The Council has the opportunity to do better at supporting democracy this time. The Council will be discussing the vacancy at its meeting this Tuesday. Staff is recommending that no decision be made at this time, and perhaps that is the right way to go, but that does not prevent Councilmembers from taking the opportunity to make a strong stand for democracy, inclusion, and representation in Davis. They could express their strong belief that a special election is preferable to an appointment.
An added benefit of signaling the City’s plans now is that it would give people from District 3 more time to weigh whether or not they would like to run for City Council. After all, this is no small decision and takes preparation. Not disclosing publicly that the Council would like to put the seat on the ballot gives an advantage to insiders.

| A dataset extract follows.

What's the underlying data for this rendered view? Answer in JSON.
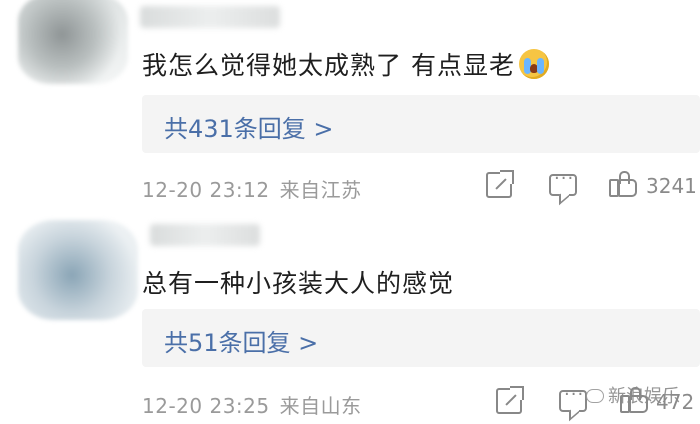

If you agree, I encourage you to express your view to the City Council in one or more of the following ways:
- Submit written public comments to CityCouncilMembers@cityofdavis.org. Emails are distributed to City Council and staff. To ensure the City Council has the opportunity to review information prior to the meeting, send emails by 3:00 p.m. on the meeting date.
- Submit comments by voice mail prior to the meeting: Call the City’s dedicated phone line 530-757-5693 to leave a voice mail message for public comment. Staff will play comments during the appropriate agenda item (Item #7). Comments will be accepted from noon until 4:00 p.m. on the day of the meeting. Remote public comments will not be accepted after 4:00 p.m. Speakers will be limited to no more than two minutes.
- Give public comment in person. This item is estimated to be heard at 8:45 PM.
 There is technically a fourth, “do nothing” option, which would meant that the seat would be filled at the next regular election. I consider it unlikely and also unwise for the Council to take this path.